We didn’t have much money when I was growing up, due to my dad’s inconsistent job history and the fact that we lived in a third world country, where everybody else around us was poor. It was a normal thing to be poor. I knew this right away as a child–that we didn’t have much money and that I was much luckier than my brothers, who was born and grew up during the war. A famous line of my mom’s is “We didn’t even have enough money for food so I had to divide the portions into three meals! And I didn’t have much to eat so I couldn’t produce enough breast milk to feed my kids!” Luckily, when I came along, there was enough food to go around, so she was able to produce the milk.

Despite that, my dad was a major giver–he’d give away whatever he had left, telling people, “It’s okay. You don’t have to pay me back,” or “This one’s on me, buddy.” As a child, I didn’t understand why he did this. I thought, “Why on earth would he give away money when we’re already so poor?!”

Now, as an adult, I finally understand.

MoneyToon

From watching Ellen Rogin’s Ted Talk today, I learned that giving can be just as rewarding as receiving. It can make you feel even richer. In her talk, she advocates for giving back to the community through charity donations and volunteering your time. This was something my dad did a lot. He volunteered his time at our church (the main hub of our community) and he gave away whatever money he had left (after he’d spent the majority of it, that is). This solidified his position within our community–everyone respected him and loved him, and we were always invited to parties and gatherings. He was also a funny guy–that helped too. His philosophy on money and on life was so simple, and yet it worked.

My mom, on the other hand, is the opposite. Besides the tithe she gives every week at church, she is not typically a charity giving kind of person. Instead, she hoards her money in random places and tends to them in the same meticulous manner as one would tend to a flower garden. Unlike my dad who couldn’t keep a job long enough, she worked hard at the same job for many years. She was the financial rock in our family. Without her, we probably would be worse off.
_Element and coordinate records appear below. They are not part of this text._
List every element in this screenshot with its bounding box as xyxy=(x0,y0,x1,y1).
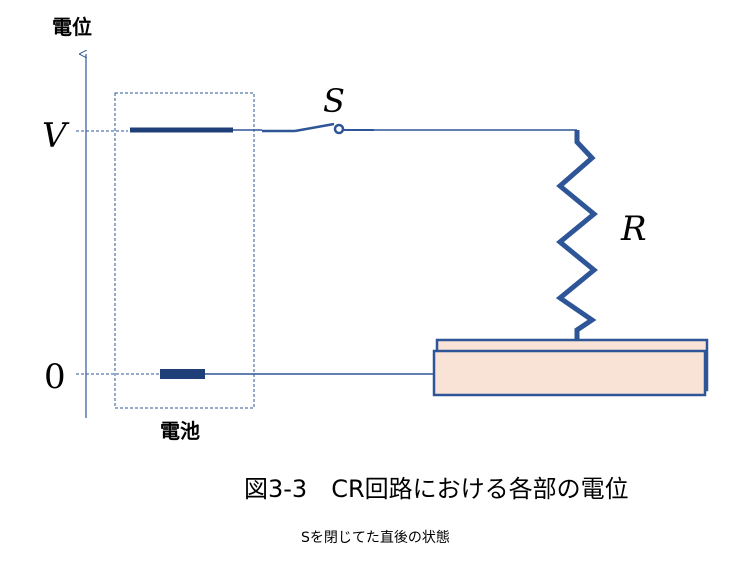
figure-caption: 図3-3 CR回路における各部の電位 xyxy=(244,475,629,503)
axis-label: 電位 xyxy=(52,15,92,39)
resistor-zigzag xyxy=(555,130,598,342)
tick-v-label: V xyxy=(42,116,70,156)
figure-subcaption: Sを閉じてた直後の状態 xyxy=(301,529,450,546)
capacitor-bottom-plate xyxy=(432,349,707,397)
battery-label: 電池 xyxy=(160,419,200,443)
battery-box xyxy=(114,92,255,409)
switch-label: S xyxy=(323,82,345,120)
resistor-label: R xyxy=(620,209,647,249)
switch-lever xyxy=(294,122,335,133)
switch-contact xyxy=(333,123,345,135)
tick-zero-label: 0 xyxy=(44,357,66,397)
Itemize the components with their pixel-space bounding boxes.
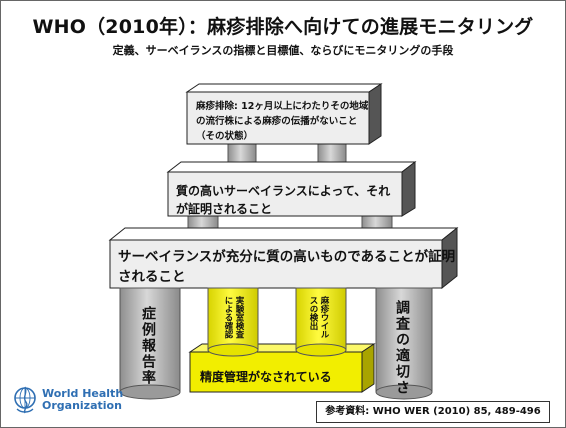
left-pillar-label: 症例報告率 <box>140 306 156 386</box>
yellow-cylinders <box>207 287 347 357</box>
who-org-name-line1: World Health <box>42 387 124 400</box>
middle-block <box>166 160 417 217</box>
slide-subtitle: 定義、サーベイランスの指標と目標値、ならびにモニタリングの手段 <box>112 44 454 57</box>
who-org-name: World Health Organization <box>42 388 123 412</box>
yellow-base-label: 精度管理がなされている <box>200 370 332 384</box>
gray-pillars <box>119 287 433 400</box>
bottom-block <box>108 226 459 290</box>
right-pillar-label: 調査の適切さ <box>394 300 410 396</box>
slide-title: WHO（2010年）：麻疹排除へ向けての進展モニタリング <box>32 16 534 38</box>
reference-box: 参考資料: WHO WER (2010) 85, 489-496 <box>316 401 550 423</box>
top-block <box>185 83 383 145</box>
top-block-label: 麻疹排除: 12ヶ月以上にわたりその地域の流行株による麻疹の伝播がないこと（その… <box>196 101 369 142</box>
who-emblem-icon <box>12 385 38 415</box>
bottom-block-label: サーベイランスが充分に質の高いものであることが証明されること <box>118 249 456 285</box>
yellow-cylinder-1-label: 実験室検査による確認 <box>223 296 244 339</box>
middle-block-label: 質の高いサーベイランスによって、それが証明されること <box>176 184 391 216</box>
who-org-name-line2: Organization <box>42 399 122 412</box>
yellow-cylinder-2-label: 麻疹ウイルスの検出 <box>308 296 329 339</box>
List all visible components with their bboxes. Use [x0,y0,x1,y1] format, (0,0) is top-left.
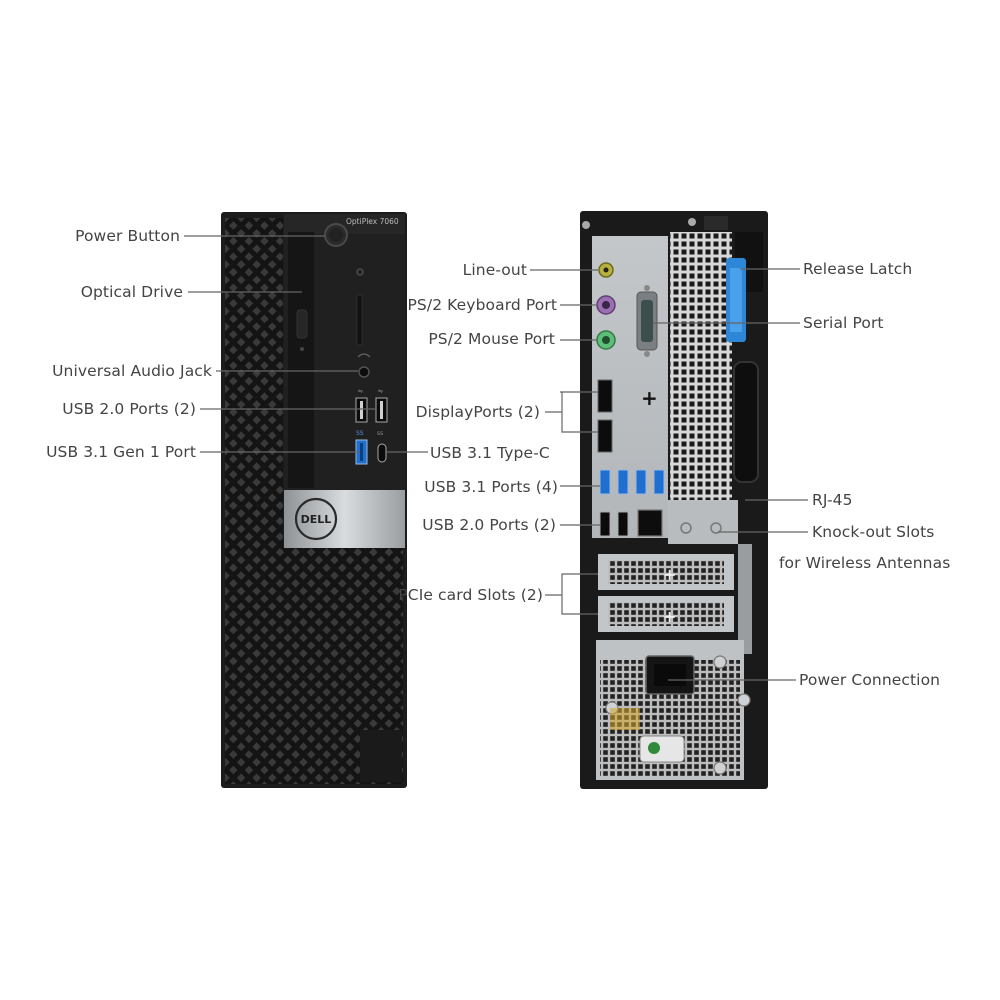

Ironically, my dad was the one who bought a life insurance policy and convinced her to do the same. But that’s another story.

The point is–kids are like sponges. They absorb information so much, and so quickly. As discussed in Ellen’s talk and in this article, kids learn a lot from how we act around them.

…how our children will manage money in the future is being shaped by the atmosphere around finances at home right now. – Ted blog

Reading this reminds me that as an adult, as a parent in particular, I need to pay attention to how we talk about money at home. In fact, my husband may agree that we don’t really talk about money in front of the kids. Besides saying, “We don’t have money for this and that” sometimes we typically don’t give them any idea as to how we are financially. I think they’re too young right now. My daughter is old enough to understand certain things though.

My parents didn’t talk about money either, but I learned so much from observing them in my youth. I think it’s worth noting that in order to teach your kids to be responsible with money as adults, we must first model that behavior. But I also don’t think that you should go around and say, “Don’t do what I did!” until they’re old enough to understand, probably around teenage years, when the majority of them start earning their own income.

I don’t want to be like my mom, but I also don’t want to be like my dad either, so I strive to be somewhat in the middle in terms of money. Every once in awhile, I’ll take the kids out for a treat–bubble tea, baked goods or a Happy Meal. They love it because it doesn’t happen very often. It’s my way of saying, “We don’t always have money to do this, but when we do, it’s fun!” Delayed gratification, right?